Samsung eventually wants to alert you to videos when they go viral

To take the service one step beyond tracking what's popular, Swint says that Samsung plans to alert people to hot new videos with Android push notifications, so that they'll no longer be that last person to see it. This isn't available in the app right now, and Swint is keen to note that the company will be be overly cautious about about spamming people with links once it arrives.

In many ways, Samsung's also trying to prop this up as a social network of its own, which is odd given that it expects most sharing of any videos you find to be done on Facebook, Twitter, and elsewhere. You can "repost" things to your Milk Video account, almost like retweets on Twitter, and follow other users to see what they've reposted. You can also follow Milk Video content channels you like. The one big thing you can't do though, is submit your own videos, something Swint says Samsung could add later on.

Samsung says much of the reason for launching Milk Video is what it views as a success of Milk Music, though the company is incredibly cagey about the real numbers. Speaking to journalists yesterday, Swint called Milk Music "a great success," adding that there are now "millions" of users. The company was equally mum about how many people are paying for Samsung's premium service, which costs $3.99 a month to get rid of the hourly restrictions on skipping songs.

Samsung says Milk Music made people want to buy Galaxy phones

Success or not, Milk Music and now Milk Video raise the question of whether these exclusive services are actually making people buy Samsung's phones. The app will be available from Google's Play Store, as well as Samsung's Galaxy Apps store, but just like its music service, you can only download and use it if you own one of Samsung's newer Galaxy devices from the past few years. Swint says that yes, people are buying Samsung's phones to use Milk Music, though he wouldn't say if it was causing more people to make those purchases. That's an important difference.
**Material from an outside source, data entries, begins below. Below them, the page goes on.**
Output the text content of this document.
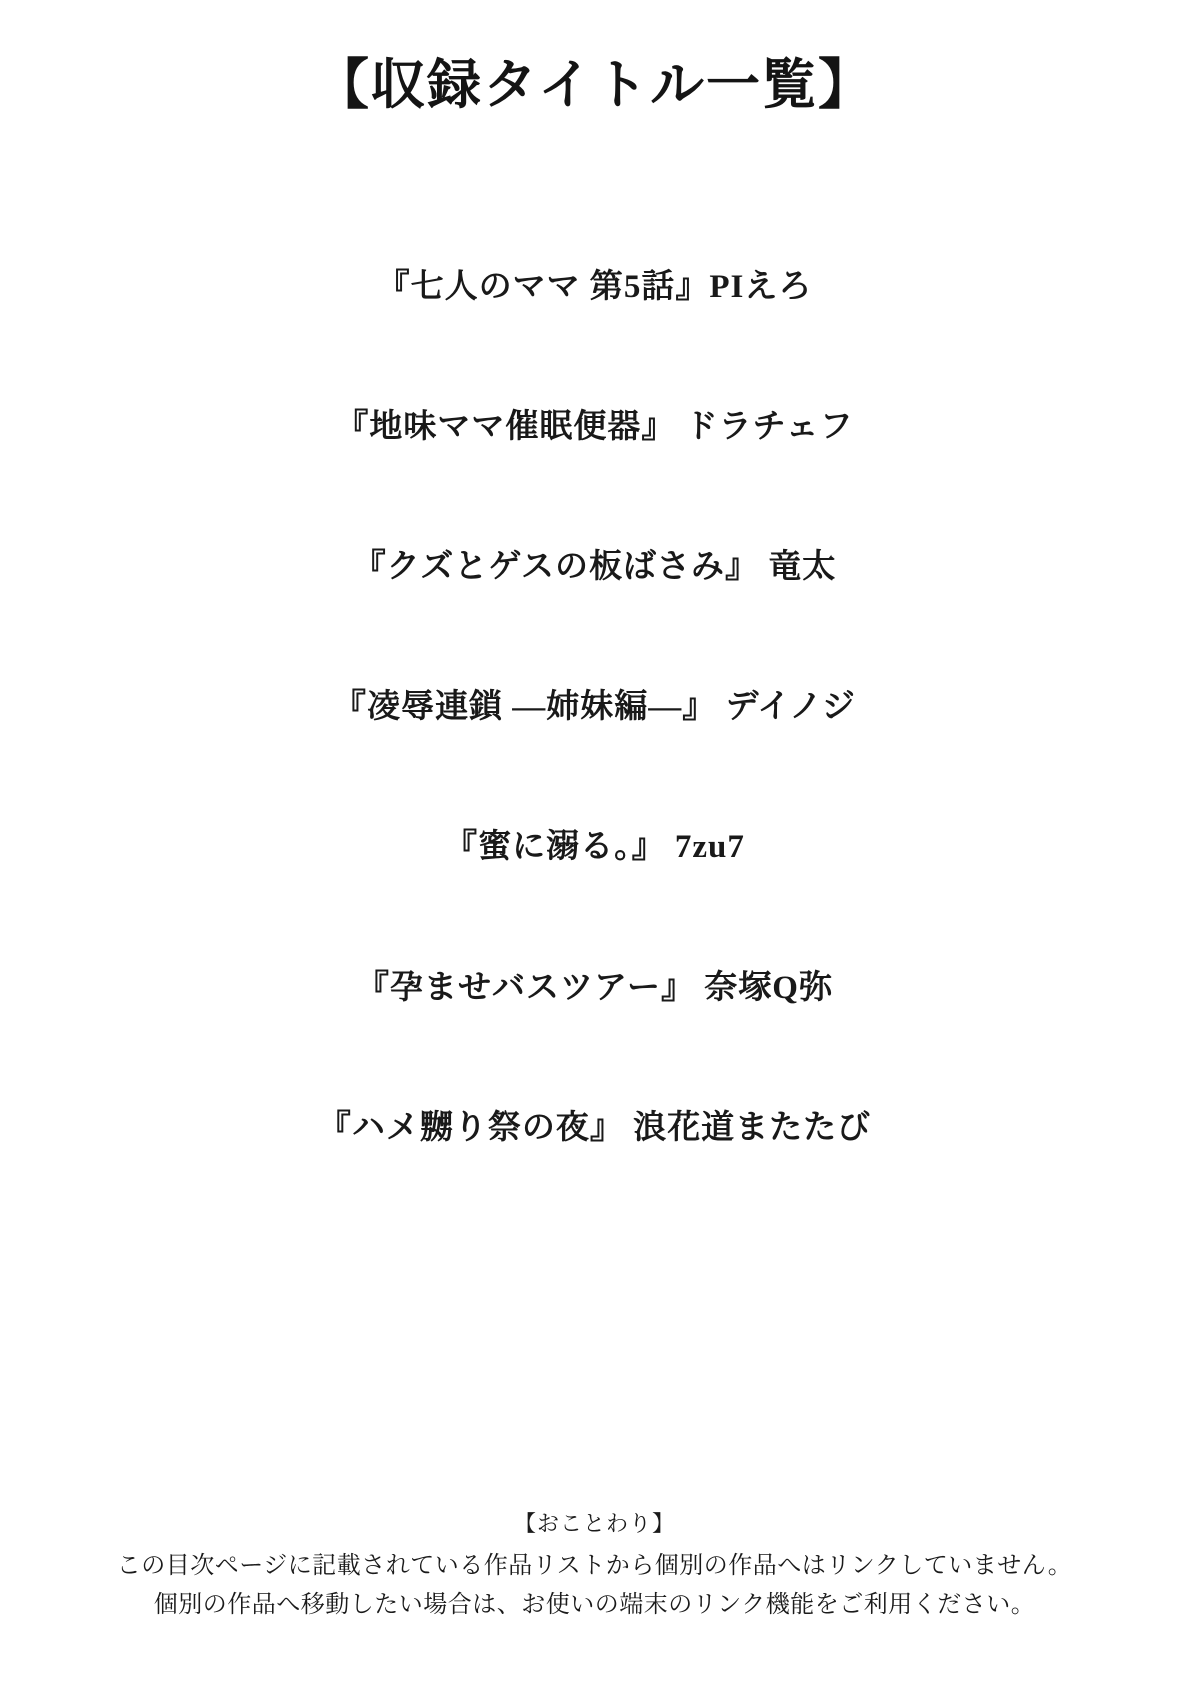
【収録タイトル一覧】
『七人のママ 第5話』PIえろ
『地味ママ催眠便器』 ドラチェフ
『クズとゲスの板ばさみ』 竜太
『凌辱連鎖 ―姉妹編―』 デイノジ
『蜜に溺る。』 7zu7
『孕ませバスツアー』 奈塚Q弥
『ハメ嬲り祭の夜』 浪花道またたび
【おことわり】
この目次ページに記載されている作品リストから個別の作品へはリンクしていません。
個別の作品へ移動したい場合は、お使いの端末のリンク機能をご利用ください。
Arguably, the main problem with Milk Video is that you can get much of what Samsung is offering here (short of the exclusives and the navigation), in countless other places, including YouTube, where a big chunk of this content originates. Exclusive videos might help with that, but you can still share these videos elsewhere — including Facebook. Where Samsung got anything right with Milk Music was in trying to solve the problem that finding music can be difficult. It made it very easy to skip around and discover new tracks, which is something it's managed to do just fine here with videos. Where it missed the mark is that internet videos really aren't hard to find or watch. In 2014, the odds are that you can view them from any device, no matter what platform you're on, which flies in the face of this being something to draw you into Samsung's ecosystem. Without more here, it's hard to see that changing.